When you open a browser and go to a website protected with HTTPS, your browser will verify the “chain of trust” established by the certificate covering the domain name in question provided by the website you’re visiting. That’s what enables the first step in establishing an HTTPS connection — the “handshake,” the beginning of an SSL or TLS connection, during which encrypted data can be exchanged freely between two applications (your browser and a website for example) on the internet.
That’s basically how SSL or TLS certificates work. But to understand the difference between SSL and TLS, we need to take a look at the history of SSL and TLS.
How was SSL created?
While the prehistory of SSL extends back into the mid-1980s, the original SSL protocols were developed at Netscape Communications. They called the protocols Secure Sockets Layer (or SSL), a name that refers to the two ends of a particular exchange of information over a network.

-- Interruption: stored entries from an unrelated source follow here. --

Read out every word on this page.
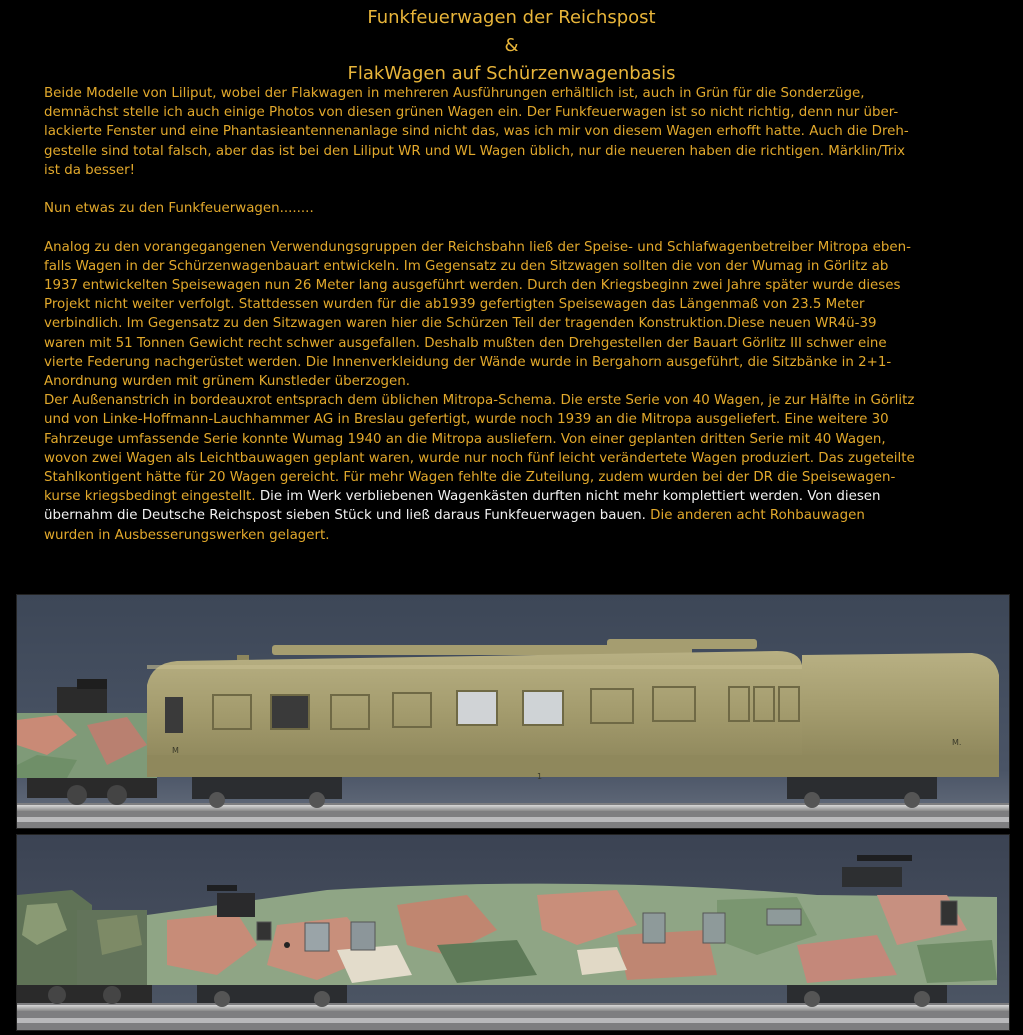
Funkfeuerwagen der Reichspost
&
FlakWagen auf Schürzenwagenbasis

Beide Modelle von Liliput, wobei der Flakwagen in mehreren Ausführungen erhältlich ist, auch in Grün für die Sonderzüge,

demnächst stelle ich auch einige Photos von diesen grünen Wagen ein. Der Funkfeuerwagen ist so nicht richtig, denn nur über-

lackierte Fenster und eine Phantasieantennenanlage sind nicht das, was ich mir von diesem Wagen erhofft hatte. Auch die Dreh-

gestelle sind total falsch, aber das ist bei den Liliput WR und WL Wagen üblich, nur die neueren haben die richtigen. Märklin/Trix

ist da besser!

Nun etwas zu den Funkfeuerwagen........

Analog zu den vorangegangenen Verwendungsgruppen der Reichsbahn ließ der Speise- und Schlafwagenbetreiber Mitropa eben-

falls Wagen in der Schürzenwagenbauart entwickeln. Im Gegensatz zu den Sitzwagen sollten die von der Wumag in Görlitz ab

1937 entwickelten Speisewagen nun 26 Meter lang ausgeführt werden. Durch den Kriegsbeginn zwei Jahre später wurde dieses

Projekt nicht weiter verfolgt. Stattdessen wurden für die ab1939 gefertigten Speisewagen das Längenmaß von 23.5 Meter

verbindlich. Im Gegensatz zu den Sitzwagen waren hier die Schürzen Teil der tragenden Konstruktion.Diese neuen WR4ü-39

waren mit 51 Tonnen Gewicht recht schwer ausgefallen. Deshalb mußten den Drehgestellen der Bauart Görlitz III schwer eine

vierte Federung nachgerüstet werden. Die Innenverkleidung der Wände wurde in Bergahorn ausgeführt, die Sitzbänke in 2+1-

Anordnung wurden mit grünem Kunstleder überzogen.

Der Außenanstrich in bordeauxrot entsprach dem üblichen Mitropa-Schema. Die erste Serie von 40 Wagen, je zur Hälfte in Görlitz

und von Linke-Hoffmann-Lauchhammer AG in Breslau gefertigt, wurde noch 1939 an die Mitropa ausgeliefert. Eine weitere 30

Fahrzeuge umfassende Serie konnte Wumag 1940 an die Mitropa ausliefern. Von einer geplanten dritten Serie mit 40 Wagen,

wovon zwei Wagen als Leichtbauwagen geplant waren, wurde nur noch fünf leicht verändertete Wagen produziert. Das zugeteilte

Stahlkontigent hätte für 20 Wagen gereicht. Für mehr Wagen fehlte die Zuteilung, zudem wurden bei der DR die Speisewagen-

kurse kriegsbedingt eingestellt. Die im Werk verbliebenen Wagenkästen durften nicht mehr komplettiert werden. Von diesen

übernahm die Deutsche Reichspost sieben Stück und ließ daraus Funkfeuerwagen bauen. Die anderen acht Rohbauwagen

wurden in Ausbesserungswerken gelagert.

M
M.
1
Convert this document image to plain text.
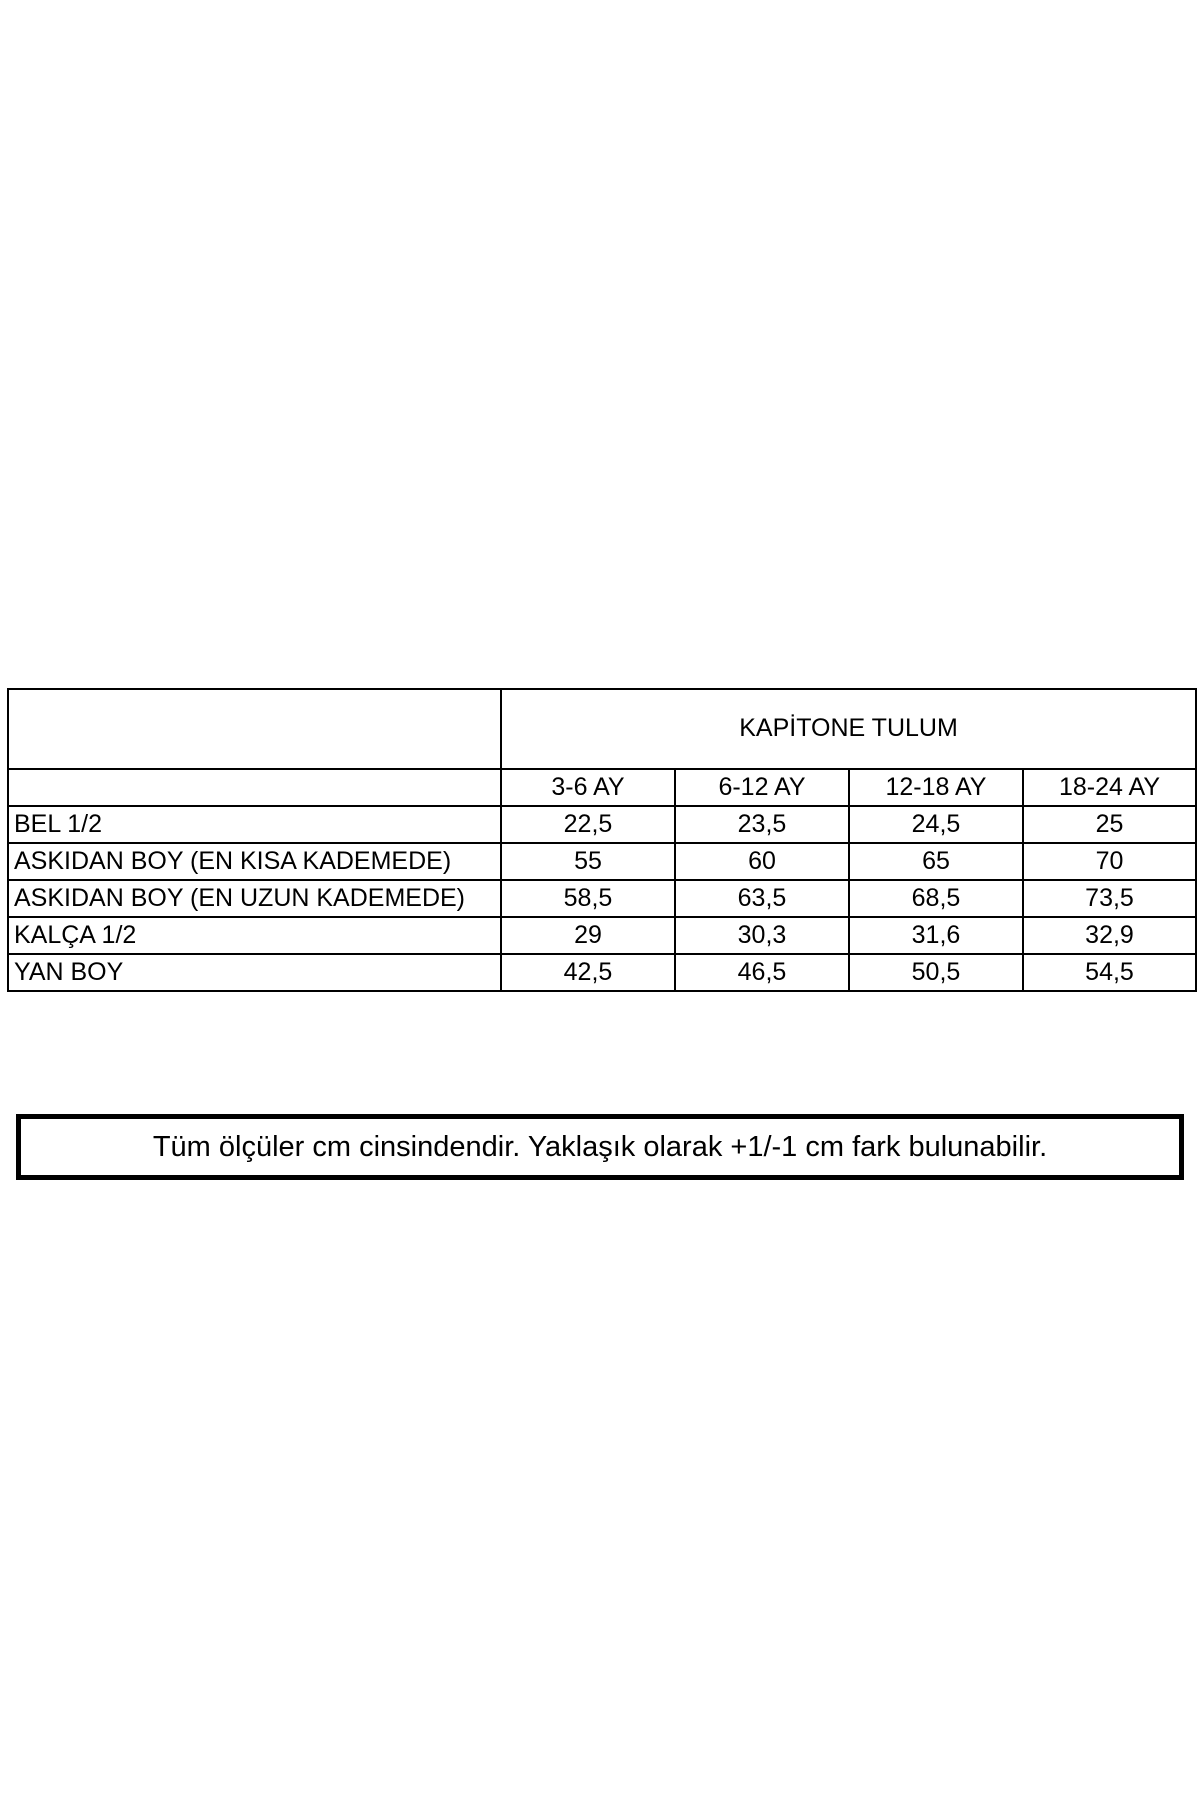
	KAPİTONE TULUM			
	3-6 AY	6-12 AY	12-18 AY	18-24 AY
BEL 1/2	22,5	23,5	24,5	25
ASKIDAN BOY (EN KISA KADEMEDE)	55	60	65	70
ASKIDAN BOY (EN UZUN KADEMEDE)	58,5	63,5	68,5	73,5
KALÇA 1/2	29	30,3	31,6	32,9
YAN BOY	42,5	46,5	50,5	54,5
Tüm ölçüler cm cinsindendir. Yaklaşık olarak +1/-1 cm fark bulunabilir.
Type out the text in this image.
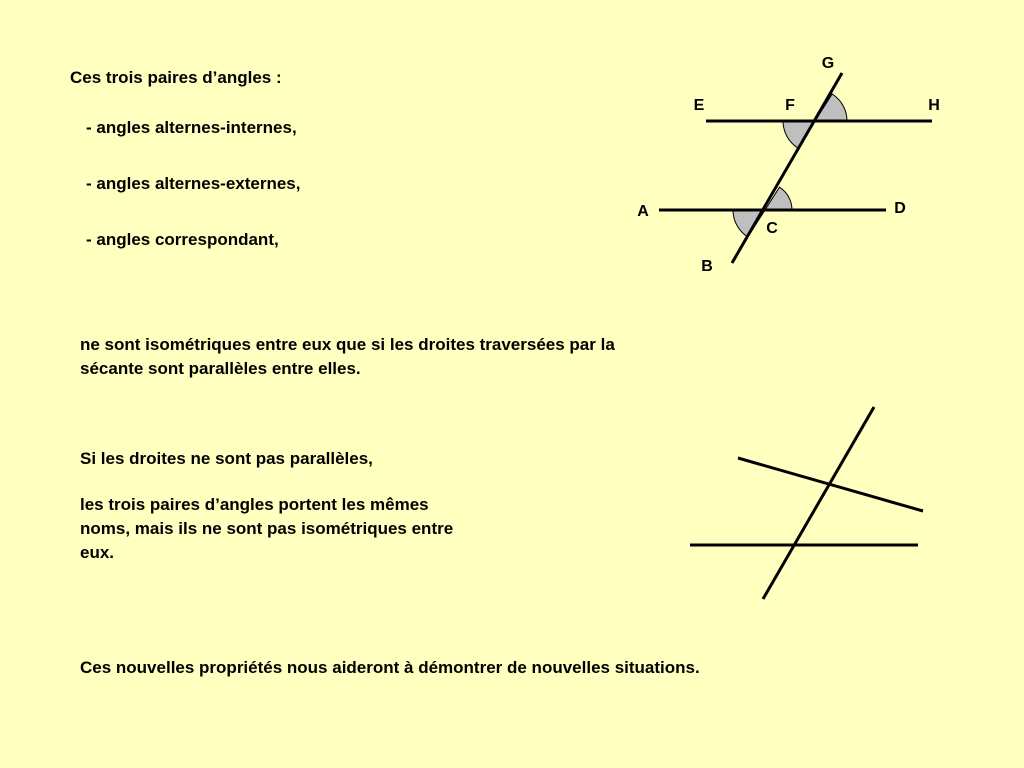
Ces trois paires d’angles :

- angles alternes-internes,

- angles alternes-externes,

- angles correspondant,

ne sont isométriques entre eux que si les droites traversées par la
sécante sont parallèles entre elles.

Si les droites ne sont pas parallèles,

les trois paires d’angles portent les mêmes
noms, mais ils ne sont pas isométriques entre
eux.

Ces nouvelles propriétés nous aideront à démontrer de nouvelles situations.

G
E	F	H
A	D
C
B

The first version of SSL, version 1.0, contained too many security flaws to be released, but in 1995 they released SSL 2.0 and shipped it with their flagship internet browser, Netscape Navigator.
Browser wars
The 1990s saw the first major battle in what are now called the “Browser Wars.” This refers to the intense competition and fight for dominance among the developers of different web browser software. This first round of the Browser Wars featured the market-dominant Netscape Navigator being challenged by Microsoft’s Internet Explorer for dominance.
SSL was a key advantage that Netscape had over Microsoft, but it did have some security flaws nonetheless.
It wasn’t long before Microsoft developed their own security protocol derived from SSL 2.0 that fixed these flaws called Private Communications Technology or PCT to compete with Netscape’s SSL.
Not to be outdone, Netscape completely redesigned SSL and released a new version — SSL 3.0.
The birth of TLS
Having competing, proprietary protocols for internet security would ultimately mean making the internet less secure overall, and would require websites to implement multiple security standards to be compatible with all web browsers.
So, many of the developers who had worked on the original SSL protocol developed a proposal for the Internet Engineering Task Force, the body through which the standard protocols and architecture of the internet are proposed, refined, and published as standards to be universally used and applied.
The proposal essentially consisted of making SSL 3.0 into an internet standard. With some minor changes, they re-branded SSL as Transport Layer Security, or TLS, a reference to the networking ‘layer’ that TLS serves to secure.
In essence, then, TLS is something of a rebranding of SSL. Because of the browser wars, the engineers who worked on it wanted it to be at least superficially distinct from the protocol that was initially developed under the auspices of Netscape, even though TLS 1.0 was essentially SSL 3.1, but one that Microsoft could accept and use for Internet Explorer.
Since then, TLS has been improved several times, and the current version is TLS 1.3. For its part, even though TLS 1.0 came out in 1999, SSL 3.0 was not deprecated until 2015 after in 2014 it was found vulnerable to POODLE attacks (no, nothing to do with dogs).
Which is correct: SSL or TLS?
So technically speaking, TLS is the correct term (and protocol) to use since all versions of SSL are now officially deprecated. But you’ll still hear and see references to SSL certificates, and “SSL certificate” is still a high ranking keyword on search engines.
The main reason is because “SSL” and “SSL Certificate” have come to be much more well known as a term than TLS. And even though SSL is actually no longer used, “SSL” is still used to refer to what is, in actuality, TLS.
So for the question of which term is correct, the technically correct answer is TLS, but culturally speaking, SSL still has relevance.